Likewise it seems to me that we can understand perfectly, with one glance, the shape that is called "a line", or a circle, a triangle etc, because exactly we can abstract our thought of it. We do not see a circle as an infinite and periodicaly repeating sum of dots all in equal distance from the center. We see it as a run of a periphery, which by itself is an abstract thought. (i guess that children who know no geometry would know the first thought, but the mere fact that later on they can grasp the second means that the ability to grasp it is innate) My quest in the story would be to try to examine just what happened to someone and disabled him from having abstract thoughts at least in regards to geometrical shapes, and if this had other implications for his thinking.

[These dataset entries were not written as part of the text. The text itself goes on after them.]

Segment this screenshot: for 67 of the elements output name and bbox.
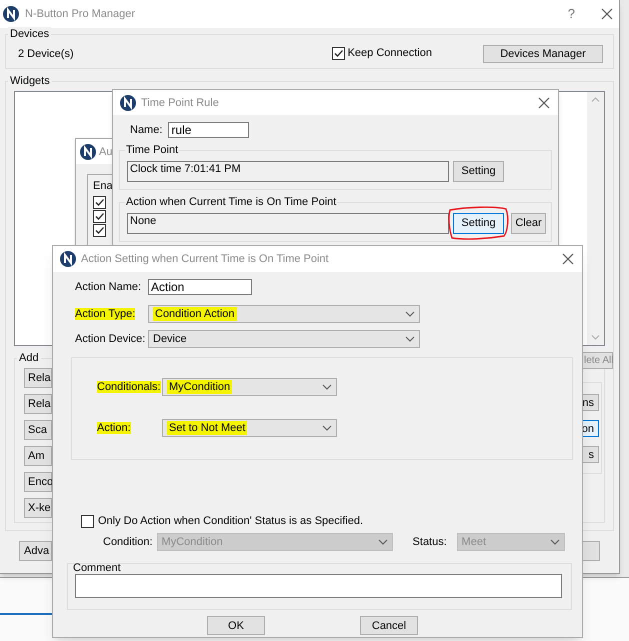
dropdown[interactable]: Condition Action bbox=[148, 305, 420, 323]
button[interactable]: Am bbox=[24, 446, 52, 466]
checkbox[interactable] bbox=[93, 210, 106, 223]
checkbox-label: Keep Connection bbox=[348, 46, 432, 60]
chevron-down-icon bbox=[322, 425, 332, 431]
close-icon bbox=[538, 96, 550, 108]
text-field[interactable]: rule bbox=[168, 122, 250, 138]
group-label: Comment bbox=[73, 561, 121, 575]
field-label: Action Type: bbox=[75, 308, 136, 320]
scrollbar[interactable] bbox=[587, 92, 604, 345]
field-label: Status: bbox=[412, 535, 448, 549]
button[interactable]: Clear bbox=[511, 212, 546, 234]
logo-icon bbox=[120, 94, 136, 110]
button[interactable]: Setting bbox=[453, 160, 504, 182]
text-field[interactable]: None bbox=[127, 212, 449, 234]
button[interactable]: Devices Manager bbox=[483, 45, 603, 63]
dropdown[interactable]: MyCondition bbox=[162, 378, 337, 396]
button[interactable]: X-ke bbox=[24, 498, 52, 518]
chevron-down-icon bbox=[322, 384, 332, 390]
checkbox-label: Only Do Action when Condition' Status is as Specified. bbox=[98, 514, 364, 528]
help-button[interactable]: ? bbox=[568, 7, 575, 21]
chevron-down-icon bbox=[405, 336, 415, 342]
check-icon bbox=[94, 211, 105, 222]
checkbox[interactable] bbox=[81, 514, 94, 528]
field-label: Action: bbox=[97, 422, 131, 434]
checkbox[interactable] bbox=[93, 196, 106, 209]
field-label: Action Name: bbox=[75, 280, 142, 294]
logo-icon bbox=[60, 251, 76, 267]
field-label: Conditionals: bbox=[97, 381, 161, 393]
button[interactable]: Rela bbox=[24, 394, 52, 414]
button[interactable]: Cancel bbox=[360, 616, 418, 635]
dropdown[interactable]: Device bbox=[148, 330, 420, 348]
field-label: Action Device: bbox=[75, 333, 146, 345]
logo-icon bbox=[3, 6, 19, 22]
dropdown[interactable]: Set to Not Meet bbox=[162, 419, 337, 437]
close-icon bbox=[562, 253, 574, 265]
button[interactable]: Rela bbox=[24, 368, 52, 388]
check-icon bbox=[94, 197, 105, 208]
logo-icon bbox=[80, 144, 96, 160]
text-field[interactable] bbox=[75, 574, 562, 598]
accent-line bbox=[0, 613, 52, 615]
field-label: Condition: bbox=[103, 535, 153, 549]
window-title: N-Button Pro Manager bbox=[25, 7, 136, 21]
chevron-down-icon bbox=[550, 539, 560, 545]
text-field[interactable]: Action bbox=[148, 279, 252, 295]
field-label: Name: bbox=[130, 123, 162, 137]
group-label: Widgets bbox=[8, 74, 52, 88]
window-title: Time Point Rule bbox=[141, 96, 219, 110]
text-field[interactable]: Clock time 7:01:41 PM bbox=[127, 160, 449, 182]
check-icon bbox=[332, 48, 344, 58]
chevron-down-icon bbox=[591, 335, 600, 340]
checkbox[interactable] bbox=[93, 224, 106, 237]
window-title: Action Setting when Current Time is On Time Point bbox=[81, 252, 329, 266]
button[interactable]: Adva bbox=[19, 541, 52, 561]
button[interactable]: Setting bbox=[453, 212, 504, 234]
chevron-down-icon bbox=[378, 539, 388, 545]
button[interactable]: Enco bbox=[24, 472, 52, 492]
column-header: Ena bbox=[93, 179, 114, 193]
chevron-down-icon bbox=[405, 311, 415, 317]
chevron-up-icon bbox=[591, 97, 600, 102]
window-title: Au bbox=[99, 144, 112, 158]
check-icon bbox=[94, 225, 105, 236]
device-count: 2 Device(s) bbox=[18, 46, 74, 60]
checkbox[interactable] bbox=[332, 46, 345, 60]
button[interactable]: Sca bbox=[24, 420, 52, 440]
button[interactable]: OK bbox=[207, 616, 265, 635]
close-icon bbox=[601, 8, 613, 20]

To my knowledge there is no other story with this theme. Borges' "Founes" has a type of loss of abstract thought as its topic, but it focuses on memory, and not so much in that antipode of general thought, the over-analytic.
 
In the example i gave, a schoolboy is told to draw a line on a blackboard. Sure he can do that, because he views it as finite, it has a beginning, a body, and an end. But you know it is in reality an infinite amount of tiny particles, which always can be subdivived even more, to infinity.

But the amount of particles is finite. If you draw a line with chalk on a blackboard you hit a limit once you reach the size of a chalk molecule. If you try to subdivide even further it stops being chalk. The amount of chalk molecules is huge, but it is a finite number.

In fact, one could argue, that infinity is a purely mathematical and/or philosophical construct, because nothing in nature is infinite. At one point everything could become quantized, so you would always hit a point, where subdividing becomes impossible. This is not conclusively proven (gravity is the sore point there), but might very well the case.

So someone not understanding the concept of infinity might actually have a more realistic view than anyone else.

Don't get me wrong: The concept of infinity is a very useful one, and without it understanding nature would be much harder. But it might not be one that is actually implemented in "reality" (whatever that is...).
 
Thanks Kyriakos, that's a very subtle observation. Have you also considered the infinity of potential? For example, on a sheet of paper you have an infinite number of choices regarding which shape/s you could draw, or story you could write. This infinite potential exists in any blank space, no matter how small or large.